En un court instant, plus de 3 000 fusils déchargent un déluge meurtrier de plomb sur les assaillants, qui subissent de lourdes pertes. Pendant sept heures, les vagues d’assaut se succèdent avec acharnement et sont fauchées l’une après l’autre. Pour optimiser la cadence de tir, les Français utilisent une technique particulière : ils disposent les meilleurs tireurs en première ligne, tandis que les soldats des deuxième et troisième lignes s’affairent à recharger les armes pour les donner aux tireurs.
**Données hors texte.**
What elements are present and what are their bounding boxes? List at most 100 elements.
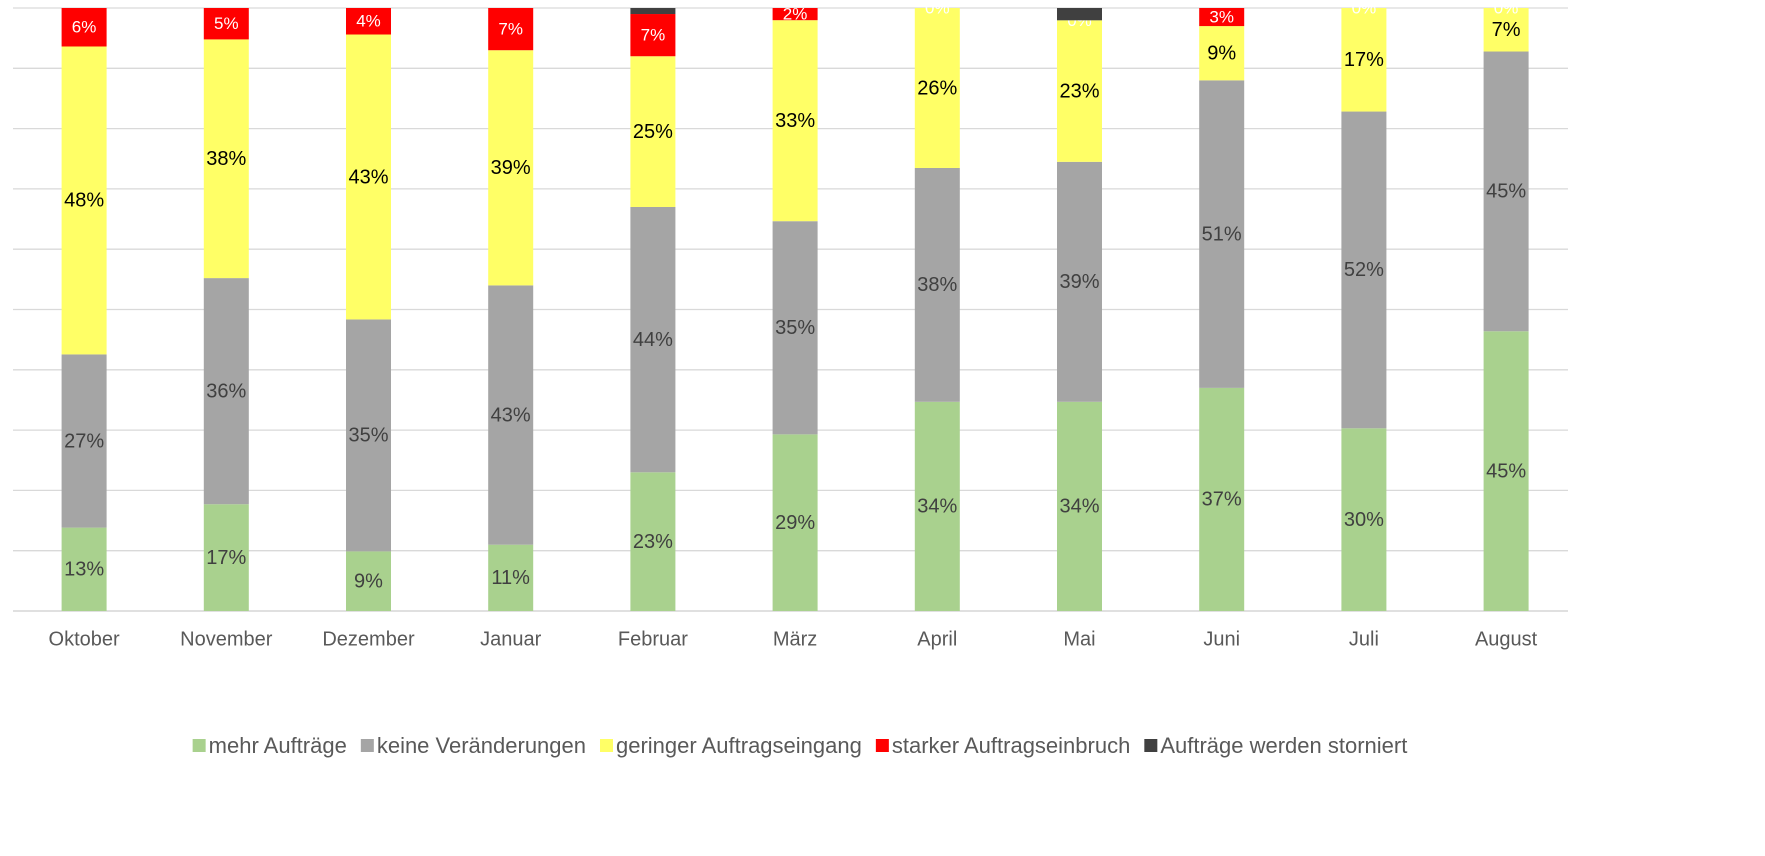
data-label: 26%: [917, 77, 957, 99]
data-label: 2%: [783, 5, 808, 24]
data-label: 11%: [491, 567, 530, 589]
bar-segment: [630, 56, 676, 207]
bar-segment: [1341, 111, 1387, 429]
bar-segment: [346, 319, 391, 552]
data-label: 43%: [348, 166, 388, 188]
bar-segment: [772, 434, 818, 611]
x-tick-label: Januar: [480, 628, 541, 650]
bar-segment: [61, 354, 107, 528]
x-tick-label: Mai: [1063, 628, 1095, 650]
data-label: 6%: [72, 18, 97, 37]
bar-segment: [1483, 51, 1529, 332]
data-label: 45%: [1486, 181, 1526, 203]
x-tick-label: Dezember: [322, 628, 415, 650]
x-tick-label: März: [773, 628, 817, 650]
bar-segment: [203, 39, 249, 279]
bar-segment: [61, 527, 107, 611]
data-label: 35%: [348, 425, 388, 447]
data-label: 33%: [775, 110, 815, 132]
x-tick-label: Juni: [1203, 628, 1240, 650]
data-label: 23%: [1059, 80, 1099, 102]
bar-segment: [1341, 8, 1387, 112]
bar-segment: [1057, 401, 1102, 611]
data-label: 7%: [1492, 19, 1521, 41]
bar-segment: [914, 167, 960, 402]
legend-label: geringer Auftragseingang: [616, 733, 862, 758]
data-label: 13%: [64, 559, 104, 581]
legend-label: keine Veränderungen: [377, 733, 586, 758]
data-label: 9%: [354, 570, 383, 592]
bar-segment: [1199, 387, 1245, 611]
data-label: 34%: [917, 496, 957, 518]
bar-segment: [630, 8, 676, 15]
data-label: 37%: [1202, 489, 1242, 511]
bar-segment: [346, 551, 391, 611]
bar-segment: [1483, 8, 1529, 52]
data-label: 27%: [64, 430, 104, 452]
bar-segment: [346, 8, 391, 35]
data-label: 36%: [206, 380, 246, 402]
bar-segment: [1057, 20, 1102, 162]
bar-segment: [772, 20, 818, 222]
bar-segment: [61, 46, 107, 355]
data-label: 44%: [633, 329, 673, 351]
bar-segment: [772, 221, 818, 435]
data-label: 0%: [925, 0, 950, 17]
legend-label: mehr Aufträge: [209, 733, 347, 758]
bar-segment: [1199, 26, 1245, 81]
bar-segment: [914, 401, 960, 611]
data-label: 43%: [491, 404, 531, 426]
bar-segment: [1199, 80, 1245, 388]
bar-segment: [203, 278, 249, 505]
bar-segment: [203, 8, 249, 40]
x-tick-label: Juli: [1349, 628, 1379, 650]
bar-segment: [772, 8, 818, 21]
bar-segment: [488, 50, 534, 286]
x-tick-label: August: [1475, 628, 1538, 650]
data-label: 38%: [206, 148, 246, 170]
legend: mehr Aufträge keine Veränderungen geringer…: [192, 733, 1407, 758]
x-tick-label: Februar: [618, 628, 688, 650]
legend-label: Aufträge werden storniert: [1160, 733, 1407, 758]
data-label: 39%: [491, 157, 531, 179]
data-label: 0%: [1494, 0, 1519, 17]
bar-segment: [914, 8, 960, 168]
bar-segment: [630, 206, 676, 473]
data-label: 3%: [1209, 8, 1234, 27]
data-label: 30%: [1344, 509, 1384, 531]
data-label: 17%: [206, 547, 246, 569]
data-label: 0%: [1352, 0, 1377, 17]
data-label: 23%: [633, 531, 673, 553]
bar-segment: [488, 285, 534, 545]
data-label: 4%: [356, 12, 381, 31]
legend-swatch: [192, 739, 206, 752]
data-label: 7%: [498, 20, 523, 39]
bar-segment: [1483, 331, 1529, 611]
bar-segment: [630, 14, 676, 57]
bar-segment: [488, 544, 534, 611]
bar-segment: [1057, 161, 1102, 402]
legend-swatch: [875, 739, 889, 752]
data-label: 5%: [214, 14, 239, 33]
data-label: 17%: [1344, 49, 1384, 71]
bar-segment: [1199, 8, 1245, 27]
x-tick-label: November: [180, 628, 273, 650]
legend-swatch: [600, 739, 613, 752]
data-label: 25%: [633, 121, 673, 143]
bar-segment: [630, 472, 676, 611]
legend-swatch: [360, 739, 374, 752]
x-tick-label: April: [917, 628, 957, 650]
bar-segment: [488, 8, 534, 51]
bar-segment: [61, 8, 107, 47]
data-label: 34%: [1059, 496, 1099, 518]
bar-segment: [203, 504, 249, 611]
data-label: 45%: [1486, 460, 1526, 482]
data-label: 51%: [1202, 223, 1242, 245]
bar-segment: [346, 34, 391, 320]
data-label: 7%: [641, 26, 666, 45]
data-label: 52%: [1344, 259, 1384, 281]
data-label: 9%: [1207, 43, 1236, 65]
x-tick-label: Oktober: [49, 628, 120, 650]
data-label: 35%: [775, 317, 815, 339]
data-label: 39%: [1059, 271, 1099, 293]
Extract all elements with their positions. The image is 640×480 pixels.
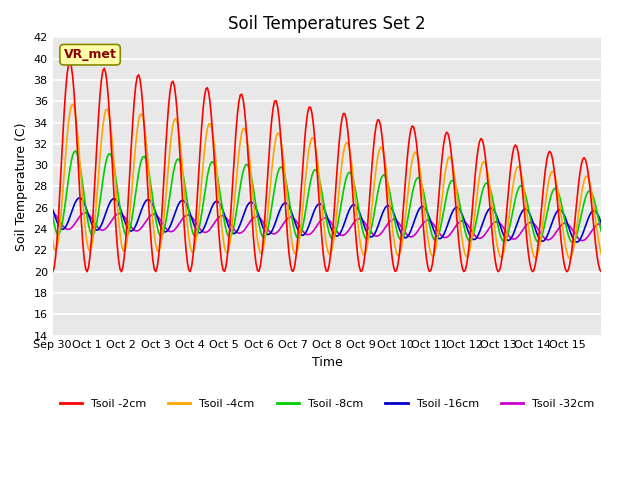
Text: VR_met: VR_met (63, 48, 116, 61)
Y-axis label: Soil Temperature (C): Soil Temperature (C) (15, 122, 28, 251)
Legend: Tsoil -2cm, Tsoil -4cm, Tsoil -8cm, Tsoil -16cm, Tsoil -32cm: Tsoil -2cm, Tsoil -4cm, Tsoil -8cm, Tsoi… (55, 395, 598, 414)
Title: Soil Temperatures Set 2: Soil Temperatures Set 2 (228, 15, 426, 33)
X-axis label: Time: Time (312, 356, 342, 369)
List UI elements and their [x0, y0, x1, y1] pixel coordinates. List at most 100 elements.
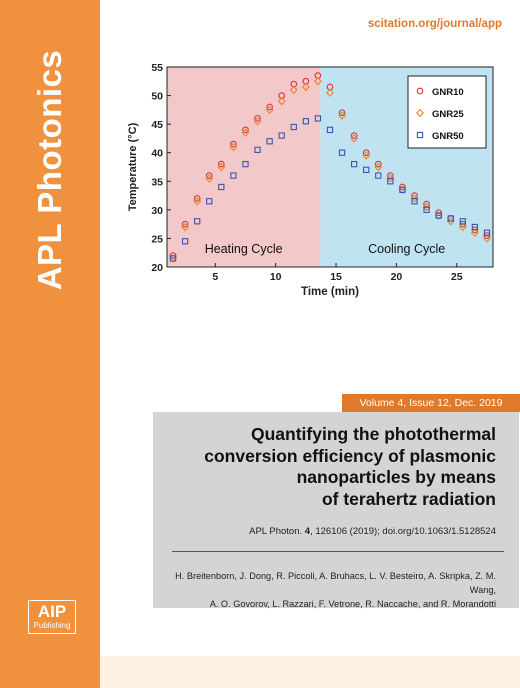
citation: APL Photon. 4, 126106 (2019); doi.org/10…: [160, 526, 496, 537]
x-tick-label: 25: [451, 271, 463, 283]
issue-tag: Volume 4, Issue 12, Dec. 2019: [342, 394, 520, 412]
data-point-gnr25: [386, 174, 395, 183]
data-point-gnr10: [338, 109, 346, 117]
data-point-gnr50: [471, 223, 479, 231]
data-point-gnr10: [350, 132, 358, 139]
legend-marker-gnr10: [416, 87, 424, 95]
data-point-gnr50: [206, 198, 213, 205]
x-tick-label: 5: [212, 271, 218, 283]
journal-name: APL Photonics: [31, 49, 68, 291]
data-point-gnr10: [374, 160, 382, 168]
data-point-gnr50: [483, 229, 491, 236]
data-point-gnr25: [483, 234, 491, 243]
y-tick-label: 20: [151, 262, 163, 274]
data-point-gnr25: [470, 228, 479, 237]
data-point-gnr25: [338, 111, 347, 120]
data-point-gnr25: [326, 88, 334, 97]
y-tick-label: 40: [151, 148, 163, 160]
authors: H. Breitenborn, J. Dong, R. Piccoli, A. …: [160, 569, 496, 611]
data-point-gnr25: [253, 117, 262, 126]
data-point-gnr50: [194, 218, 201, 225]
y-tick-label: 30: [151, 205, 163, 217]
plot-frame: [166, 66, 494, 268]
data-point-gnr25: [374, 162, 383, 172]
cooling-label: Cooling Cycle: [368, 242, 445, 256]
data-point-gnr25: [193, 197, 202, 206]
data-point-gnr25: [217, 162, 226, 172]
data-point-gnr25: [301, 82, 310, 92]
data-point-gnr50: [314, 115, 322, 122]
x-axis-label: Time (min): [301, 286, 359, 298]
data-point-gnr50: [290, 123, 297, 131]
sidebar: APL Photonics AIP Publishing: [0, 0, 100, 688]
authors-line: A. O. Govorov, L. Razzari, F. Vetrone, R…: [209, 599, 496, 609]
data-point-gnr10: [254, 115, 261, 122]
data-point-gnr25: [313, 77, 322, 86]
data-point-gnr10: [230, 140, 237, 148]
data-point-gnr50: [230, 172, 237, 179]
article-box: [153, 412, 519, 608]
y-tick-label: 45: [151, 119, 163, 131]
data-point-gnr25: [458, 222, 467, 232]
data-point-gnr50: [242, 160, 249, 168]
data-point-gnr50: [350, 160, 358, 168]
data-point-gnr10: [205, 172, 213, 179]
legend-label-gnr10: GNR10: [432, 87, 464, 98]
y-axis-label: Temperature (°C): [127, 122, 139, 211]
y-tick-label: 25: [151, 233, 163, 245]
authors-line: H. Breitenborn, J. Dong, R. Piccoli, A. …: [175, 571, 496, 595]
data-point-gnr50: [254, 146, 261, 154]
data-point-gnr50: [411, 198, 418, 205]
logo-line1: AIP: [37, 602, 67, 621]
legend-marker-gnr25: [416, 108, 424, 118]
data-point-gnr50: [181, 238, 189, 245]
data-point-gnr50: [169, 255, 177, 262]
citation-prefix: APL Photon.: [249, 526, 305, 537]
data-point-gnr10: [217, 160, 225, 168]
data-point-gnr25: [265, 105, 274, 115]
title-line: Quantifying the photothermal: [251, 424, 496, 444]
temperature-chart: Heating Cycle Cooling Cycle 5 10 15 20 25 20 25 3…: [127, 62, 494, 298]
data-point-gnr25: [181, 222, 190, 232]
data-point-gnr50: [338, 149, 346, 156]
data-point-gnr50: [363, 166, 370, 174]
data-point-gnr50: [387, 178, 394, 185]
data-point-gnr50: [375, 172, 382, 179]
data-point-gnr25: [205, 174, 214, 183]
journal-url[interactable]: scitation.org/journal/app: [367, 18, 502, 30]
data-point-gnr25: [410, 194, 419, 203]
title-line: conversion efficiency of plasmonic: [204, 445, 496, 466]
data-point-gnr10: [193, 195, 201, 202]
data-point-gnr25: [422, 202, 431, 212]
logo-line2: Publishing: [33, 621, 71, 630]
x-tick-label: 10: [270, 271, 282, 283]
data-point-gnr50: [302, 118, 310, 125]
data-point-gnr10: [181, 220, 189, 228]
data-point-gnr50: [447, 215, 454, 222]
legend-marker-gnr50: [416, 131, 424, 139]
divider: [172, 551, 504, 552]
title-line: of terahertz radiation: [321, 488, 496, 509]
data-point-gnr50: [435, 212, 442, 219]
x-tick-label: 20: [391, 271, 403, 283]
aip-publishing-logo: AIP Publishing: [28, 600, 76, 634]
data-point-gnr25: [350, 134, 359, 143]
bottom-band: [100, 656, 520, 688]
data-point-gnr25: [277, 97, 286, 106]
citation-rest: , 126106 (2019); doi.org/10.1063/1.51285…: [310, 526, 496, 537]
data-point-gnr50: [218, 183, 225, 191]
data-point-gnr50: [326, 126, 334, 134]
legend-label-gnr50: GNR50: [432, 131, 464, 142]
data-point-gnr50: [278, 132, 285, 139]
data-point-gnr25: [241, 128, 250, 137]
y-tick-label: 35: [151, 176, 163, 188]
data-point-gnr10: [266, 103, 273, 111]
data-point-gnr25: [289, 85, 298, 95]
data-point-gnr25: [229, 142, 238, 152]
data-point-gnr10: [362, 149, 370, 157]
legend-label-gnr25: GNR25: [432, 109, 464, 120]
data-point-gnr10: [242, 126, 249, 134]
y-tick-label: 55: [151, 62, 163, 74]
data-point-gnr50: [459, 218, 466, 225]
data-point-gnr50: [423, 206, 430, 214]
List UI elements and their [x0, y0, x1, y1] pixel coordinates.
Ce feu dévastateur s’avère d’une efficacité redoutable. À un moment, les Britanniques tentent de contourner l’ouvrage en descendant la rivière de la Chute en bateau, mais ils sont repoussés par l’artillerie du fort Carillon.
Vers 17 h, deux colonnes de régiments écossais tentent un ultime assaut et font une percée inattendue. Ils tiennent tête au feu français et parviennent à escalader le rempart pour engager le combat au corps-à-corps. Rapidement toutefois, les Highlanders sont débordés par les renforts français. À la tombée du jour, les Britanniques ne sont pas parvenus à faire une percée décisive. Vers 19 h 30, leur général doit se résoudre à ordonner la retraite. Dans la hâte, les Britanniques récupèrent leurs blessés et retournent au fort George.
Bilan
La bataille fait de nombreuses victimes. Les Britanniques perdent près de 2 000 hommes, morts ou blessés, et les Français un peu moins de 400. Louis-Joseph de Montcalm s’attend à une nouvelle attaque, mais bien que ses forces soient encore supérieures, James Abercromby regagne précipitamment le lac Saint-Sacrement en abandonnant une partie de ses bagages.
La victoire française retarde d’un an l’invasion britannique du Canada par la vallée de la rivière Richelieu. De retour à Québec, Louis-Joseph de Montcalm est promu au rang de lieutenant-général. Quant à James Abercromby, la responsabilité de cette défaite humiliante lui est imputée par son gouvernement et il ne participera plus aux futures campagnes militaires.
Au Canada, et plus particulièrement au Québec, la bataille de Carillon est devenue le symbole de la résistance française face à la Grande-Bretagne pendant la guerre de Sept Ans. Passablement oubliée après la Conquête, cette bataille suscite un nouvel intérêt au 19e siècle. Elle est popularisée par un poème d’Octave Crémazie intitulé Le Drapeau de Carillon. En 1948, le gouvernement de Maurice Duplessis adopte le drapeau officiel du Québec, en partie inspiré par un étendard religieux qu’on aurait utilisé à la bataille de Carillon.